At the Aug. 28 Syosset Central School District Board of Education meeting, there was a presentation on the pros and cons of having two high schools.
Superintendent Dr. Thomas Rogers said that at the previous meeting, he had been asked about the pros and cons of having two high schools, prompting a meeting between administrators over research behind small schools.
“We looked closely at our own academic program and we tried to bundle our thoughts into some categories,” Dr. Rogers said. “The thing we care about most is academics and we also care about our athletics programs; the activities our students have and the cost of any initiative we would do.”
For academics, some benefits of having smaller schools are creating a smaller school environment that may benefit some students. Disadvantages would be a narrowing of course offerings and duplicated programs.
“If current high school becomes a large middle school, it would be a very large middle school,” the presentation added.
On the athletics side, an advantage would be creating twice as many starting spots on teams like basketball, as well as fewer cuts. But some disadvantages would be less diversity of teams because not all could be duplicated, as well as less likelihood of championship teams and less attention from college programs. There would also be an increase of transportation costs.
“The high school boasts 62 clubs,” Dr. Rogers said. “The wonderful thing about that is there is literally something for everyone. And the challenge would be if you had two high schools, and a fixed amount of stipends you were able to afford, you’d either have to choose to have half the amount of clubs or twice the stipends.”
Having two high schools would also mean diluting the talent in the competition clubs, making them less successful.
“With facilities, we tried to imagine this with the physical plant the high school has and clearly reversing the position of the two middle schools with the high school lends itself as the obvious first consideration,” Dr. Rogers said. “The challenge would be, the high school presently houses four classes of roughly 550 students. If we were to reverse that and put them into the two buildings that only houses three classes worth of the district-wide body, there’s simply not enough space at the middle school. That would mean you would have to build a lot of space at what is currently a middle school, or you would have to think about keeping ninth grade in a middle school building.”
The current middle school buildings also do not have the amenities that the high school building has, like varsity gyms and wet labs.
The administration also looked at a configuration that is known as the “Princeton Plan,” which puts students of the same grades together in a single building.

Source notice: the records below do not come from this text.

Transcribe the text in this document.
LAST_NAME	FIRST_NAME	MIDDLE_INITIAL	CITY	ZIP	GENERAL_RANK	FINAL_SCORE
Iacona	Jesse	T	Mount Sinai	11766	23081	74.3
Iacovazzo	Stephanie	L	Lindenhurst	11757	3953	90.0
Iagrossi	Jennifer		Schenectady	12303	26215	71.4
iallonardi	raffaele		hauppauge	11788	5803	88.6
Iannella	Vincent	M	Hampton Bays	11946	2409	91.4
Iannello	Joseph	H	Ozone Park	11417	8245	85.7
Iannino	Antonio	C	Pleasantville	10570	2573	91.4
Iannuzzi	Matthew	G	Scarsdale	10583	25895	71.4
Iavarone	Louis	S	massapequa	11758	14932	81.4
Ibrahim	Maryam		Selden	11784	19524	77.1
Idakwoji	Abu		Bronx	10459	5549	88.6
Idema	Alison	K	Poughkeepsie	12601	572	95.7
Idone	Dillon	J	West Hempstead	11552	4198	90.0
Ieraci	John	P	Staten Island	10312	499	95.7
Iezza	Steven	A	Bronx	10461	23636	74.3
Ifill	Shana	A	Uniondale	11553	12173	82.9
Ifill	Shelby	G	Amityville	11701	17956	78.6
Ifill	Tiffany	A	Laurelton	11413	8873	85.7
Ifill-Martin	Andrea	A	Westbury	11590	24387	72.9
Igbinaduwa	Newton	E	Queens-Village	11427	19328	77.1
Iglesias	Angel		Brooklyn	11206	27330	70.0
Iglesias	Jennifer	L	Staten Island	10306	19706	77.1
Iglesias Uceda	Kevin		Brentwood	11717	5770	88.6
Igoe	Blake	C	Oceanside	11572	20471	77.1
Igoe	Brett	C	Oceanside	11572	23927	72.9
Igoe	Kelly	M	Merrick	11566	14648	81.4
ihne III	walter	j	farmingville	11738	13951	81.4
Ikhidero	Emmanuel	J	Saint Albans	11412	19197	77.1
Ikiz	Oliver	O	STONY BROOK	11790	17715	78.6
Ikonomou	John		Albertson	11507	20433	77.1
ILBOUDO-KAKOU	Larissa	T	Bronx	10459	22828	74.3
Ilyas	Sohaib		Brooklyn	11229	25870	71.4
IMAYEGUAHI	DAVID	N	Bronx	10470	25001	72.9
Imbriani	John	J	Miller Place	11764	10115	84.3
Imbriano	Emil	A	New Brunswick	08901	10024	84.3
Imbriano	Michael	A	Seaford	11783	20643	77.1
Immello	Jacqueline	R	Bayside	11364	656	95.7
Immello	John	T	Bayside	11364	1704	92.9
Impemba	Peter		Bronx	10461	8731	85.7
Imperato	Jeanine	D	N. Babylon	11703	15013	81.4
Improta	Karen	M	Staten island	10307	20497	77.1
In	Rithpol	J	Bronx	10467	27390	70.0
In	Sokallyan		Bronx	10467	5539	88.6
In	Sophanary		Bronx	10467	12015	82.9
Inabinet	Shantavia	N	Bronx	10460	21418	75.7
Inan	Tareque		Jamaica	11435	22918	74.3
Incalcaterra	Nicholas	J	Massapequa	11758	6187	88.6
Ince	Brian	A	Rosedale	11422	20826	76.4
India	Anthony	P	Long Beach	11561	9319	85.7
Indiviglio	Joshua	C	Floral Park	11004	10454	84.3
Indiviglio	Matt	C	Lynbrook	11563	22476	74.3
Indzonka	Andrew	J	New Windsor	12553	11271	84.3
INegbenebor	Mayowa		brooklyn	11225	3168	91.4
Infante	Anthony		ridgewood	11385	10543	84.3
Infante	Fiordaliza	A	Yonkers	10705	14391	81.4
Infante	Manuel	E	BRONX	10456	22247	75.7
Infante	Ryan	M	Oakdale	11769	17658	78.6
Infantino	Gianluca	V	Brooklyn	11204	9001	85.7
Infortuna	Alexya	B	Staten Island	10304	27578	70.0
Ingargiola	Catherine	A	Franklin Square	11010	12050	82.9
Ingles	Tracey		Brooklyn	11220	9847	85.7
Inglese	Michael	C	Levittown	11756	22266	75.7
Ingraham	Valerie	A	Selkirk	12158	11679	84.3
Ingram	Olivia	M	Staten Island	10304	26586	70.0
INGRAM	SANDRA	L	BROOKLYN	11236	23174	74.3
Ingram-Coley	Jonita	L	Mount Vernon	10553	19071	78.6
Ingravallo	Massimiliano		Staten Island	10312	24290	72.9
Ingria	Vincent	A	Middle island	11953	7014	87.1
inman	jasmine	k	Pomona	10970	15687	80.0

For Syosset, that would mean sixth and seventh grade at HBT Middle School, eighth and ninth grade at South Woods Middle School and 10th through 12th grade at the high school.
But, the administration concluded that for the district’s size, the disadvantages of this configuration outweighs the benefits.
“We thought the exercise was certainly worthwhile to make sure we weren’t locked in our own thinking or constrained just by the existing facilities that we have,” Dr. Rogers said.